But for the nearly 150,000 Christians in the Dak Lak province this year, Christmas was a bleak and uncelebrated affair. The communist Caesar has again come down on Christians with a vengeance. In the last three months, authorities have disbanded most of the 441 churches. The three which are "legal" are closely watched.
The latest crackdown began in September with a vengeance harsh even for Vietnamese communists, who have always tolerated Christianity with great reluctance. Dozens of reports received from church elders, paint a consistent picture.

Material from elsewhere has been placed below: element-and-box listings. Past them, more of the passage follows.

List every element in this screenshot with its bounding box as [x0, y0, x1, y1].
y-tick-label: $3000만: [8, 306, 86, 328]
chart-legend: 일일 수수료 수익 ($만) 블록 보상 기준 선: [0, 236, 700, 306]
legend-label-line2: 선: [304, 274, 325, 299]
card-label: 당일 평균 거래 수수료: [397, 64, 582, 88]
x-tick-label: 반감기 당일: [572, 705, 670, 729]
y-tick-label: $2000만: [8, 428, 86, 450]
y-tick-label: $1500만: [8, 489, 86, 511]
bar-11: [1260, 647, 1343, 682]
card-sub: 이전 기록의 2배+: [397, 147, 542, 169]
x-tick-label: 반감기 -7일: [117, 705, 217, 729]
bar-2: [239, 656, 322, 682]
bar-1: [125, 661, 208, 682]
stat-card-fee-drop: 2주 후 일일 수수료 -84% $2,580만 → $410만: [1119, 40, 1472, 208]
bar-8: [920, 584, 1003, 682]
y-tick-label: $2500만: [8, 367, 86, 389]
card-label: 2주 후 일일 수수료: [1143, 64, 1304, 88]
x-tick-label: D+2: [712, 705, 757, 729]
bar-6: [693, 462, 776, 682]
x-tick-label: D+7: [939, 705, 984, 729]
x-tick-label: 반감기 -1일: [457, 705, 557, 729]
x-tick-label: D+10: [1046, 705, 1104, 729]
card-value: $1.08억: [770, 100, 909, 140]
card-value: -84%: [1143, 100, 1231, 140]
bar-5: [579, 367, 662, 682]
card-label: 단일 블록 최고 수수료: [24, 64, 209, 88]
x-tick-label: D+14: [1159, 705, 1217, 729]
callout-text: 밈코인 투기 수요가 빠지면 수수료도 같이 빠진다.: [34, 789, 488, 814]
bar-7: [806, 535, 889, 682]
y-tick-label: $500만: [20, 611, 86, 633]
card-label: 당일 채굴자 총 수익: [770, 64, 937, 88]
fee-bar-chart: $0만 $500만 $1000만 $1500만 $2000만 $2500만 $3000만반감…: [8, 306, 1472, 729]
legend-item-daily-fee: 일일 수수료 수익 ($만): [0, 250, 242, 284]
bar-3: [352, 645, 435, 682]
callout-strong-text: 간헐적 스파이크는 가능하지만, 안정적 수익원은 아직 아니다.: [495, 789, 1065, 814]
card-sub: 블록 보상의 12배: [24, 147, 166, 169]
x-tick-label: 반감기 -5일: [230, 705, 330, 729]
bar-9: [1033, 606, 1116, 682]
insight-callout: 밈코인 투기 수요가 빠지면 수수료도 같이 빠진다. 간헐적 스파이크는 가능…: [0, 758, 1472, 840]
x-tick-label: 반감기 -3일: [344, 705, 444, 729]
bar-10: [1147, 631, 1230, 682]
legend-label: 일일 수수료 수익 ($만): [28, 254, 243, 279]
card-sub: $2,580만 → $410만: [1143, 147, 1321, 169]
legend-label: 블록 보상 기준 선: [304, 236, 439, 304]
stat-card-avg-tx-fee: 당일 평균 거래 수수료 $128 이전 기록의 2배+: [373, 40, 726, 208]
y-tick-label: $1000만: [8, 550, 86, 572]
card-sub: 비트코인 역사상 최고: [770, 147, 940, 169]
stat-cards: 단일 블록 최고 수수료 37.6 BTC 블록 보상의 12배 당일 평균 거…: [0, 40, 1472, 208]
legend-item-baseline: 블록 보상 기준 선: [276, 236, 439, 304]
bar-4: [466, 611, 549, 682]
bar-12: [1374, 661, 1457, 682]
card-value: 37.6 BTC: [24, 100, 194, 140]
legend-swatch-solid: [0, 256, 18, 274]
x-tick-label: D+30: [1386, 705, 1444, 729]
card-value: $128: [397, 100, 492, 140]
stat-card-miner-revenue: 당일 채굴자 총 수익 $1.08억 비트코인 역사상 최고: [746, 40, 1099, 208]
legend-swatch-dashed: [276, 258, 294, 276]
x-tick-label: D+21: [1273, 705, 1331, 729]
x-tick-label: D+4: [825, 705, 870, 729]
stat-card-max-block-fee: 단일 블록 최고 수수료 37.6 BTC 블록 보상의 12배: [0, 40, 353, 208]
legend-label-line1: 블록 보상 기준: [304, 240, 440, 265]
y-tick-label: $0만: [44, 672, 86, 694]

Leaders of congregations are "invited" to local government offices, where officials and the dreaded public security police, inform church leaders that their congregations, some of which have been functioning for 15 years, are illegal, and must disband. Disband means dissolve. No more communal activities, period. The only religious activity tolerated is within the family, inside the house and quietly! The leaders are scolded, humiliated and sometimes beaten. In case they miss the meaning of disband, they are given a long list of things forbidden. They are forbidden to meet together for prayer, for teaching or for worship. There will be no weddings, no funerals and no baptisms. There will be no prayer for the sick, a common practice of Ede Christians who have people with the gift of healing. Elders are even told to turn away Christians who come to them for help. All communal activity is forbidden, usually on the grounds of Decree on Religion No. 26, supposedly written to guarantee freedom of religion.
Only a year and nine months ago, the communist government of Vietnam conferred legal recognition on the Evangelical Church of Vietnam (South)—the first such recognition of any church since the communist takeover in 1975. Historically the Ede churches belonged to the ECVN (S). Shortly after its recognition, the ECVN (S) confirmed in writing that a long list of 441 Ede churches belonged to it. But the authorities refused to accept this and recognized only three congregations as being legal.